Ein Lied und seine Bedeutung

„Getragen vom Wind“ – das Lied der Dortmunder Gruppe Theophiles hat mich in mehr als einer Hinsicht an den Sonnengesang des Franziskus erinnert. Wie hat der Kaufmannssohn aus Assisi im 13. Jahrhundert gedichtet:

„Höchster, allmächtiger, guter Herr, dein sind der Lobpreis,
die Herrlichkeit und Ehre und jeglicher Segen.
Dir allein, Höchster, gebühren sie, und kein Mensch ist würdig, dich zu nennen.

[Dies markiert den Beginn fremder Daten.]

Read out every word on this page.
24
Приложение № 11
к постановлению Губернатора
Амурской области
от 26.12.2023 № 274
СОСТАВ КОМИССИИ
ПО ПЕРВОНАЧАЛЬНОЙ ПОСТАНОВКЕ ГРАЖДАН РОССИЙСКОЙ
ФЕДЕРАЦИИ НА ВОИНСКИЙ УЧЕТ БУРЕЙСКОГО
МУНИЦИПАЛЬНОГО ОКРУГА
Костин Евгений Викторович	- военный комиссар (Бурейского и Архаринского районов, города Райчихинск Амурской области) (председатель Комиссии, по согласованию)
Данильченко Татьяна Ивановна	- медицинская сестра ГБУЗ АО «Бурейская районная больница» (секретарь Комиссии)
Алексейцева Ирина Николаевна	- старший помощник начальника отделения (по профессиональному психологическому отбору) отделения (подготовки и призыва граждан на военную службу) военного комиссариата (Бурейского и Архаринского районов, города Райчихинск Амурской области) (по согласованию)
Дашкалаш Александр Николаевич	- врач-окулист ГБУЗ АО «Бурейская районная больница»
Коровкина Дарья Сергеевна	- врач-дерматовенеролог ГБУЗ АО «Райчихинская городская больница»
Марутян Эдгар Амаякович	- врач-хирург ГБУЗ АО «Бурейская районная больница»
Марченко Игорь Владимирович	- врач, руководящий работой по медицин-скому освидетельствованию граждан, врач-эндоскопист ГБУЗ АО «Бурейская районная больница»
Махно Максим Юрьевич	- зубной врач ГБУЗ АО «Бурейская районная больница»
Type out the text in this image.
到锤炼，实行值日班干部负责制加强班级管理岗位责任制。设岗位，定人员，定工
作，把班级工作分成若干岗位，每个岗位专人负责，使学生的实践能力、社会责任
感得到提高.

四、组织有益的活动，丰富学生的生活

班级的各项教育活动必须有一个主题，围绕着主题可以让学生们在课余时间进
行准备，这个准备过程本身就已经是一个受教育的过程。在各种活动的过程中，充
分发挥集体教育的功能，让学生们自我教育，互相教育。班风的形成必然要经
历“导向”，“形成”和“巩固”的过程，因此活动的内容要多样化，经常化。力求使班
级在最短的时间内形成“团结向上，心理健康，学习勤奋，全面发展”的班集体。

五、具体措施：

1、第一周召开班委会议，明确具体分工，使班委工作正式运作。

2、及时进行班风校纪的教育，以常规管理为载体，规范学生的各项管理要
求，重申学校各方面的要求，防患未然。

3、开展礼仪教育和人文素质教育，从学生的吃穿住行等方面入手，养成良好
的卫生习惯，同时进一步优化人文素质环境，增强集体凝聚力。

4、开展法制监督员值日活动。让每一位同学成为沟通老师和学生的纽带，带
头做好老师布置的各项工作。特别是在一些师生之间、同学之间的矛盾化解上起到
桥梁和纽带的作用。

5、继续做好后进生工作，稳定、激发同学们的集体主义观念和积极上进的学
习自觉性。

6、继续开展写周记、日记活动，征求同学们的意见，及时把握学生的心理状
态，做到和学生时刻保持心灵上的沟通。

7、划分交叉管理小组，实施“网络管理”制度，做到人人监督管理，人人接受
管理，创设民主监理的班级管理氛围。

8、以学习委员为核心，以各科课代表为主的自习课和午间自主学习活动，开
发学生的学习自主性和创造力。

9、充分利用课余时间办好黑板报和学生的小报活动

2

Gelobt seist du, mein Herr, durch Bruder Wind und durch Luft
und Wolken und heiteren Himmel und jegliches Wetter,
durch das du deinen Geschöpfen den Unterhalt gibst.“

Wenn wir mal in dieser poetischen Sprache bleiben: Der „Bruder Wind“ verhilft auch den Möwen und Adlern dieser Welt zu ihrer Eleganz in den Lüften. Der Luftstrom trägt sie und ermöglicht es ihnen, sich in gewaltige Höhen hochzuschrauben oder große Entfernungen zu überwinden. In Andreas Malessas Übertragung des „Eagle Songs“ heißt es im Refrain: „Schwerelos frei, getragen vom Wind“. Wobei uns allen klar ist: Die Schwerelosigkeit ist eine Illusion – der Wind ist das Entscheidende. Seine Energie hebt die Schwerkraft auf. Ohne den Luftstrom würde jeder noch so elegante Flieger abstürzen und mehr oder weniger hart auf dem Erdboden aufschlagen. Wenn wir das Bild ins Geistige übertragen, dann stellt sich die Frage: Wofür steht der Wind? Die Antwort findet sich in der Bibel, zum Beispiel im Johannesevangelium. Da wird der Wind von Jesus mit dem Geist Gottes gleichgesetzt.